CVE-2025-24729 is a security vulnerability classified as stored cross-site scripting (XSS) affecting the ElementInvader Addons for Elementor plugin, versions up to and including 1.3.3. The vulnerability stems from improper neutralization of user-supplied input during the generation of web pages, allowing malicious scripts to be injected and stored persistently within the affected website's content. When other users or administrators access the compromised pages, the malicious scripts execute in their browsers, potentially leading to session hijacking, credential theft, unauthorized actions, or distribution of malware. The flaw does not require authentication or user interaction beyond visiting the infected page, increasing its exploitation potential. The plugin is an add-on to Elementor, a widely used WordPress page builder, thus the vulnerability affects WordPress sites utilizing this specific plugin. No official patches or fixes are currently linked, and no known exploits have been reported in the wild as of the publication date. The vulnerability was reserved and published in January 2025 by Patchstack. The absence of a CVSS score necessitates an independent severity assessment based on impact and exploitability factors.

The impact of CVE-2025-24729 is significant for organizations using the ElementInvader Addons for Elementor plugin on their WordPress sites. Successful exploitation allows attackers to inject persistent malicious scripts that execute in the browsers of site visitors and administrators. This can lead to theft of sensitive information such as authentication cookies, enabling session hijacking and unauthorized access. Attackers may also deface websites, degrade user trust, or use the compromised sites as vectors for malware distribution. The vulnerability undermines the confidentiality, integrity, and availability of affected web applications. Given the widespread use of WordPress and Elementor plugins globally, many organizations, including businesses, government agencies, and non-profits, could be exposed. The ease of exploitation without authentication or complex prerequisites increases the risk of automated or targeted attacks. The absence of known exploits currently provides a window for proactive mitigation before widespread abuse occurs.

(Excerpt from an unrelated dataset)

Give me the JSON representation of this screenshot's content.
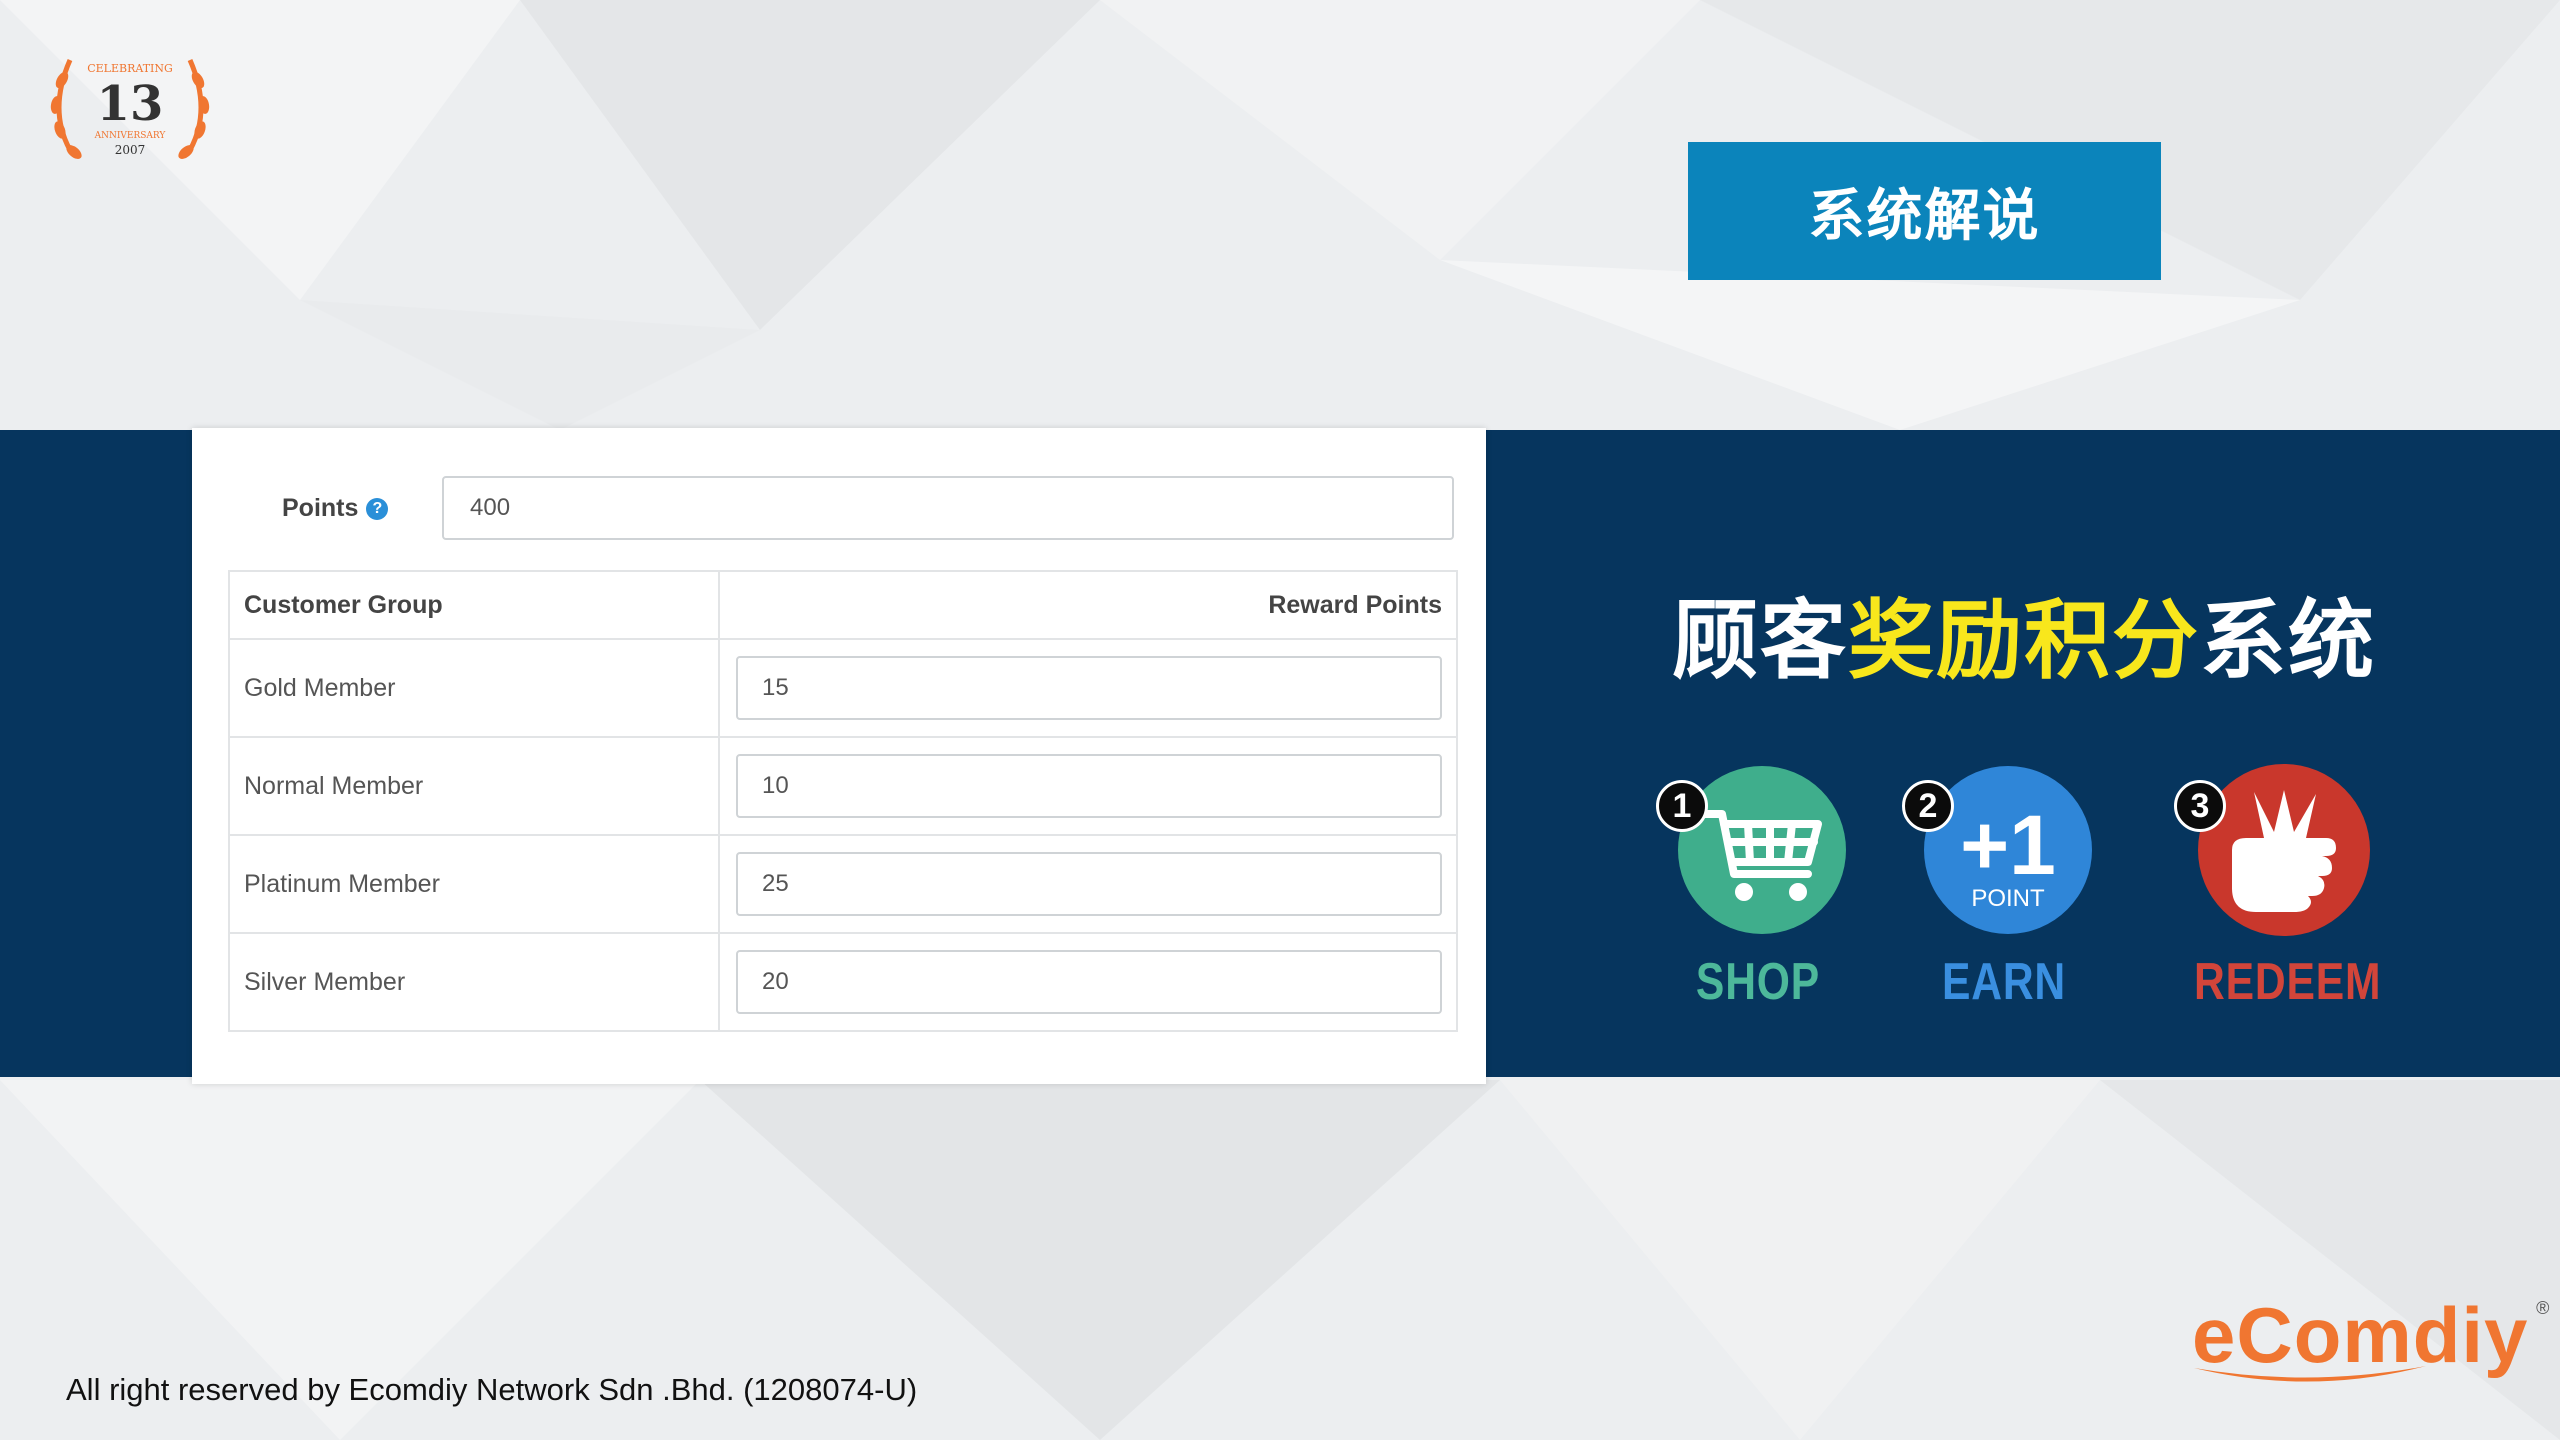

To mitigate CVE-2025-24729, organizations should immediately verify if they use the ElementInvader Addons for Elementor plugin and identify the installed version. If the version is 1.3.3 or earlier, they should seek official patches or updates from the vendor as soon as they become available and apply them promptly. In the absence of an official patch, temporarily disabling or uninstalling the plugin can prevent exploitation. Web application firewalls (WAFs) should be configured to detect and block common XSS attack patterns targeting this plugin. Additionally, implementing strict Content Security Policy (CSP) headers can reduce the impact of injected scripts by restricting script execution sources. Site administrators should audit user-generated content and inputs handled by the plugin for suspicious code and sanitize or remove any malicious entries. Regular backups and monitoring for unusual site behavior will aid in rapid recovery and detection. Educating site administrators about the risks of XSS and safe plugin management practices is also recommended.